The compress-and-upscale approach introduces a small fidelity tradeoff on fine product details — label text, material texture — that upscaling alone doesn't fully recover. For catalog workflows where an artist reviews output before it goes live, this is acceptable. For fully automated pipelines where output goes directly to production, test your specific product categories before committing to a max_px floor.

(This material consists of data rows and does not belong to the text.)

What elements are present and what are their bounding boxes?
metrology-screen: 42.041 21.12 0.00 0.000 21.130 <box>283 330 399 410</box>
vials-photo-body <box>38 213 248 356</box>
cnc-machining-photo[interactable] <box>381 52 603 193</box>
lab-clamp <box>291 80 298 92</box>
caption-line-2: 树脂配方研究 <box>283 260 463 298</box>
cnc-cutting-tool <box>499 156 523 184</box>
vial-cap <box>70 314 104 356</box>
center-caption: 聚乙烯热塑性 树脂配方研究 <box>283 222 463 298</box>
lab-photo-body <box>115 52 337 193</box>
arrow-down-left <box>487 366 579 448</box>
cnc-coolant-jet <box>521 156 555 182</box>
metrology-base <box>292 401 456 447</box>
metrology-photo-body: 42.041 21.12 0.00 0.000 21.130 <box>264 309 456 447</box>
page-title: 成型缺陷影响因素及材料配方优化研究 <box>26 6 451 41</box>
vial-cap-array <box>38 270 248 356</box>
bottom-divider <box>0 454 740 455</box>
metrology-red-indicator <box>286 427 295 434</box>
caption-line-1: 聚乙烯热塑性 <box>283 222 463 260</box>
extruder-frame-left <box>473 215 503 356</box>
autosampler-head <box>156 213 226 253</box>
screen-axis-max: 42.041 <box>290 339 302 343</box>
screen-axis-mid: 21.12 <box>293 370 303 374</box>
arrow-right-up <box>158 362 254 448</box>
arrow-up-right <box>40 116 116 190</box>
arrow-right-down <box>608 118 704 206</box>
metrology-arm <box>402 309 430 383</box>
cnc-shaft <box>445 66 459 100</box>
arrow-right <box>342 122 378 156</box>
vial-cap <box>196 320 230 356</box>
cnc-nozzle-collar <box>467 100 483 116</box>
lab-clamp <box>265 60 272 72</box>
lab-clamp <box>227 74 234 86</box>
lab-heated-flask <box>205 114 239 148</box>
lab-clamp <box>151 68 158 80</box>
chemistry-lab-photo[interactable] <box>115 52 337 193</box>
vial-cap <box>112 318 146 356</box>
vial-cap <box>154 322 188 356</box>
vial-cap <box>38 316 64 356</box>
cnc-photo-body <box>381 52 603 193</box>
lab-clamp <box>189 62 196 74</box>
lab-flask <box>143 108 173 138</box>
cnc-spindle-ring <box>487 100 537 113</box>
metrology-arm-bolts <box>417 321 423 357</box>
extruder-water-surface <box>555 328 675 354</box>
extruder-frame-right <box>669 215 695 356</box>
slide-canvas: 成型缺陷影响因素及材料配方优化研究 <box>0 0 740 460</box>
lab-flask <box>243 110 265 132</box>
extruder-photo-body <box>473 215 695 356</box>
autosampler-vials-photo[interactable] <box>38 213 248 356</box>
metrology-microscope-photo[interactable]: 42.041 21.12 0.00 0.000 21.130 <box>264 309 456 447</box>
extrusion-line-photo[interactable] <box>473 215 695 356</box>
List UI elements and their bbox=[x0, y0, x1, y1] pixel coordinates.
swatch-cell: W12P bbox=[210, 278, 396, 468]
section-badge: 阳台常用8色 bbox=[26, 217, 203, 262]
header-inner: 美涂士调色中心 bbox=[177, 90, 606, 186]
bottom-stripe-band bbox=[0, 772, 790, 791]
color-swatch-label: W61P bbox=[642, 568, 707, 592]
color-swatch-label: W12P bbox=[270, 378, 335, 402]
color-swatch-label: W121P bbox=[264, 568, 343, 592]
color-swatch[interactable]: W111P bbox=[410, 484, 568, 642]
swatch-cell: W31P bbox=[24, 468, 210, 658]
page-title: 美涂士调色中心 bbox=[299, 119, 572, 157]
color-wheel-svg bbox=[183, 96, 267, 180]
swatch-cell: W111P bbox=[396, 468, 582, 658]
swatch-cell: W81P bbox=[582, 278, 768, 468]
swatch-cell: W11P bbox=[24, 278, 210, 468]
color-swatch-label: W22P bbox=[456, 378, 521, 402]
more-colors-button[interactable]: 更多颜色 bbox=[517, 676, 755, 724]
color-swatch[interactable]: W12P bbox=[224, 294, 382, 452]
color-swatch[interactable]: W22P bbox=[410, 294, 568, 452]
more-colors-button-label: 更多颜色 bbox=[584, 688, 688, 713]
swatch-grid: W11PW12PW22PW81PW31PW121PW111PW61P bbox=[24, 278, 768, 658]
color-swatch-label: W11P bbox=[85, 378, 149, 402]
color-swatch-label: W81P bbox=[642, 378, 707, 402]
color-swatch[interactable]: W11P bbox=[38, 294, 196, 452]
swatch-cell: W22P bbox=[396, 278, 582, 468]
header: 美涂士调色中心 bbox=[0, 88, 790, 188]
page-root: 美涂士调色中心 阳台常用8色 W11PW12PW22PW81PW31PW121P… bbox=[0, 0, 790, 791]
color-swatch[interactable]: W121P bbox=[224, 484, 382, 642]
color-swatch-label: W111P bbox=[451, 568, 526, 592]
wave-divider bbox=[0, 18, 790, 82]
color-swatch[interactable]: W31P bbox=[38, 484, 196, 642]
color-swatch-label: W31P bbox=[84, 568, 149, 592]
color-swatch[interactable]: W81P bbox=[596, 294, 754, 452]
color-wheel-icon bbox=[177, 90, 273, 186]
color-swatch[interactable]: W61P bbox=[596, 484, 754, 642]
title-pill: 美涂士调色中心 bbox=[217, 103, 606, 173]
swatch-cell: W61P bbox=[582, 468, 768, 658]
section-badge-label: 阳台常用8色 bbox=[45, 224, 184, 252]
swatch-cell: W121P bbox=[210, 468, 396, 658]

As for the original question — whether generative AI is actually capable of this in a real pipeline — the answer is yes, but with an honest caveat. Scene understanding and lighting matching were better than I expected going in. Where it fell short was consistency: the same prompt on the same images will not always produce the same result. For a workflow where a human reviews before anything ships, that is manageable. For a fully automated flow, you need validation logic around it. The FastAPI microservice ended up being genuinely plug-and-play across different systems, which was the goal. Whether the generative compositing step is right for a given use case still depends on the tolerance for variability in the output.